For the casual visitor to Canberra, it's difficult at first to understand the city's unique split personality. As Australia's capital, it houses a slew of prominent national galleries and museums that cater for tourists and locals alike. But it's generating stories, exhibitions, history and entertainment for the home crowd and visitors looking for something extra that makes the CFC tick.
"You know when the phones start ringing, you've started something," says the director of the Canberra Theatre Centre, Bruce Carmichael, while he's describing the MAMMA MIA! phenomenon that is blitzing town. This production of the musical is kicking off in the capital as part of the theatre's aspiration to provide large-scale entertainment for the Canberra region.

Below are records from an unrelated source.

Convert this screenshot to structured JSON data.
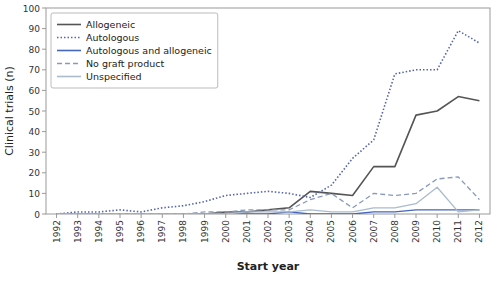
{
  "chart_data": {
    "type": "line",
    "x_label": "Start year",
    "y_label": "Clinical trials (n)",
    "x": [
      1992,
      1993,
      1994,
      1995,
      1996,
      1997,
      1998,
      1999,
      2000,
      2001,
      2002,
      2003,
      2004,
      2005,
      2006,
      2007,
      2008,
      2009,
      2010,
      2011,
      2012
    ],
    "series": [
      {
        "name": "Allogeneic",
        "color": "#555555",
        "line_style": "solid",
        "values": [
          0,
          0,
          0,
          0,
          0,
          0,
          0,
          0,
          1,
          1,
          2,
          3,
          11,
          10,
          9,
          23,
          23,
          48,
          50,
          57,
          55
        ]
      },
      {
        "name": "Autologous",
        "color": "#5566aa",
        "line_style": "dotted",
        "values": [
          0,
          1,
          1,
          2,
          1,
          3,
          4,
          6,
          9,
          10,
          11,
          10,
          8,
          14,
          27,
          36,
          68,
          70,
          70,
          89,
          83
        ]
      },
      {
        "name": "Autologous and allogeneic",
        "color": "#4466bb",
        "line_style": "solid",
        "values": [
          0,
          0,
          0,
          0,
          0,
          0,
          0,
          0,
          0,
          0,
          0,
          1,
          0,
          0,
          0,
          1,
          1,
          2,
          2,
          2,
          2
        ]
      },
      {
        "name": "No graft product",
        "color": "#8899bb",
        "line_style": "dashed",
        "values": [
          0,
          0,
          0,
          0,
          0,
          0,
          0,
          1,
          1,
          2,
          2,
          2,
          7,
          10,
          3,
          10,
          9,
          10,
          17,
          18,
          7
        ]
      },
      {
        "name": "Unspecified",
        "color": "#aabbcc",
        "line_style": "solid",
        "values": [
          0,
          0,
          0,
          0,
          0,
          0,
          0,
          0,
          0,
          1,
          1,
          1,
          2,
          1,
          1,
          3,
          3,
          5,
          13,
          1,
          2
        ]
      }
    ],
    "xlim": [
      1991.5,
      2012.5
    ],
    "xticks": [
      1992,
      1993,
      1994,
      1995,
      1996,
      1997,
      1998,
      1999,
      2000,
      2001,
      2002,
      2003,
      2004,
      2005,
      2006,
      2007,
      2008,
      2009,
      2010,
      2011,
      2012
    ],
    "ylim": [
      0,
      100
    ],
    "yticks": [
      0,
      10,
      20,
      30,
      40,
      50,
      60,
      70,
      80,
      90,
      100
    ],
    "grid": false,
    "legend": "upper left"
  }
}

Proponents of the new theatre point to the competing demands on the Canberra Theatre which doubles as the town hall the national capital lacks. As they see it, the existing theatre could largely be turned over to local use.

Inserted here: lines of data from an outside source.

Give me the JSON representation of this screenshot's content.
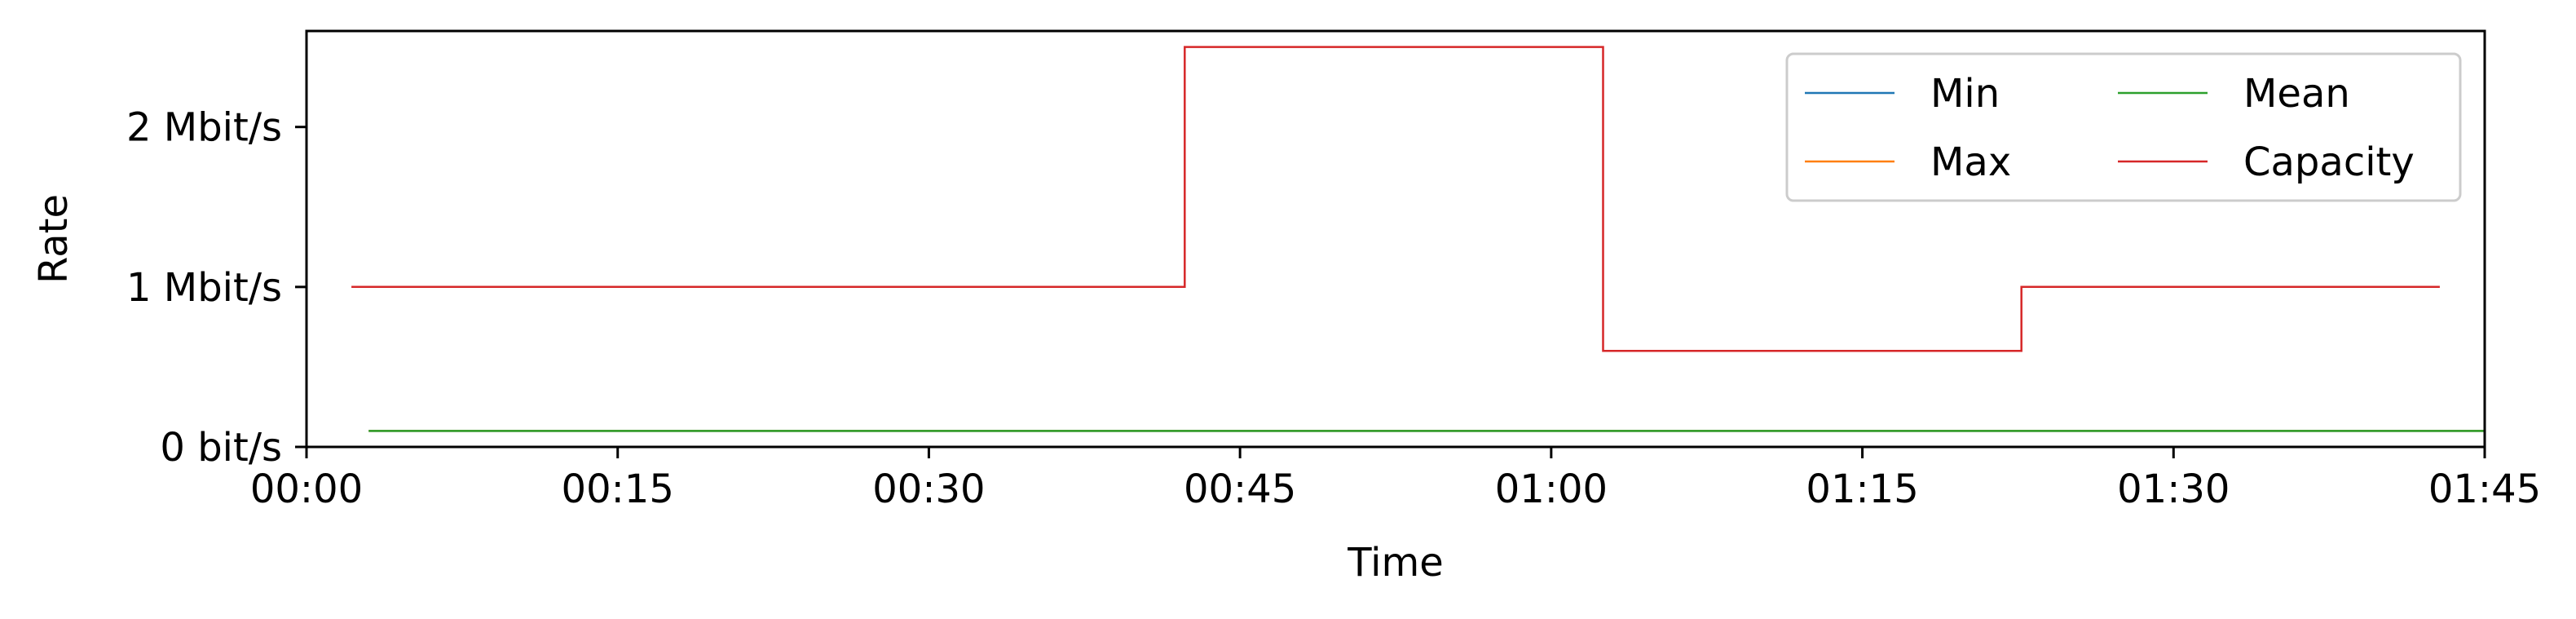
{
  "chart_data": {
    "type": "line",
    "xlabel": "Time",
    "ylabel": "Rate",
    "x_unit": "seconds",
    "xlim": [
      0,
      6300
    ],
    "ylim": [
      0,
      2600000
    ],
    "x_ticks": [
      {
        "value": 0,
        "label": "00:00"
      },
      {
        "value": 900,
        "label": "00:15"
      },
      {
        "value": 1800,
        "label": "00:30"
      },
      {
        "value": 2700,
        "label": "00:45"
      },
      {
        "value": 3600,
        "label": "01:00"
      },
      {
        "value": 4500,
        "label": "01:15"
      },
      {
        "value": 5400,
        "label": "01:30"
      },
      {
        "value": 6300,
        "label": "01:45"
      }
    ],
    "y_ticks": [
      {
        "value": 0,
        "label": "0 bit/s"
      },
      {
        "value": 1000000,
        "label": "1 Mbit/s"
      },
      {
        "value": 2000000,
        "label": "2 Mbit/s"
      }
    ],
    "grid": false,
    "legend": {
      "placement": "top-right",
      "columns": 2
    },
    "series": [
      {
        "name": "Min",
        "color": "#1f77b4",
        "step": false,
        "x": [
          180,
          6300
        ],
        "y": [
          100000,
          100000
        ]
      },
      {
        "name": "Max",
        "color": "#ff7f0e",
        "step": false,
        "x": [
          180,
          6300
        ],
        "y": [
          100000,
          100000
        ]
      },
      {
        "name": "Mean",
        "color": "#2ca02c",
        "step": false,
        "x": [
          180,
          6300
        ],
        "y": [
          100000,
          100000
        ]
      },
      {
        "name": "Capacity",
        "color": "#d62728",
        "step": true,
        "x": [
          130,
          2540,
          3750,
          4960,
          6170
        ],
        "y": [
          1000000,
          2500000,
          600000,
          1000000,
          1000000
        ]
      }
    ]
  }
}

To demonstrate its inadequacy, John Hindmarsh, both the CFC Chair and the city's building construction titan, recalled an unintentionally humorous moment two years ago during the theatre's 50th anniversary production of the Australian Ballet's Giselle.
"As I watched, a couple of times a few of the dancers flew off into the wings. There wasn't enough room for them on the stage," he said.
Hindmarsh, however, talks bluntly when it comes to the future cultural planning and "shabby" state of the civic heart that has been completely over-shadowed by nearby commercial development.
"There's no point building a theatre in isolation. It has to be part of a linkage to the cultural precinct," he says.
Building civic pride is uppermost in the mind of the CFC's strategic manager Shane Breynard.
"There's recognition at government level that Canberra can now be promoted as a global destination," he said, pointing out the way the arts universally help societies become more inclusive, boost economies and make cities much more exciting.
As Canberra grows – it's now near 410,000 – he said it's shaking off its image of being an Anglo-dominated culture, with a cosmopolitan population boosted by a large diplomatic community.
The name of Canberra itself is also a point of local pride, according to Breynard.
"It's an Aboriginal word meaning meeting place and this is the only capital city in Australia to have an Indigenous name. Every time I hear anyone around the world say Canberra, I think it's fantastic. The name stretches back tens of thousands of years."
The museum has references to the area's Aboriginal heritage and Ngunnawal and Ngambri language groups. But Breynard is painfully aware that more must be included. And there's an obvious place to start.
When you approach Lanyon homestead outside of the city's southern limits, the land in front of you suddenly transforms from manicured Canberra suburbs to pristine Australian bush studded with white-trunked eucalypts and a glistening ribbon of the Murrumbidgee River. Inside the meticulously conserved heritage-listed house, visitors roam from room to room learning about the domestic life of settlers in the early days of the colony.
As yet, few Canberrans who flood to the homestead and café at weekends and for weddings are aware of the area's rich Aboriginal history. Save for a protected "canoe" tree on the property, a tree with its trunk carved out long ago to provide wood for an Aboriginal canoe, there is little immediate evidence.
"This land has been occupied by Aboriginal people for tens of thousands of years," Breynard says. "It's very important to show how those stories are woven into the modern Canberra story. That's a major challenge for us all."
Anne Maria Nicholson is a former ABC arts reporter.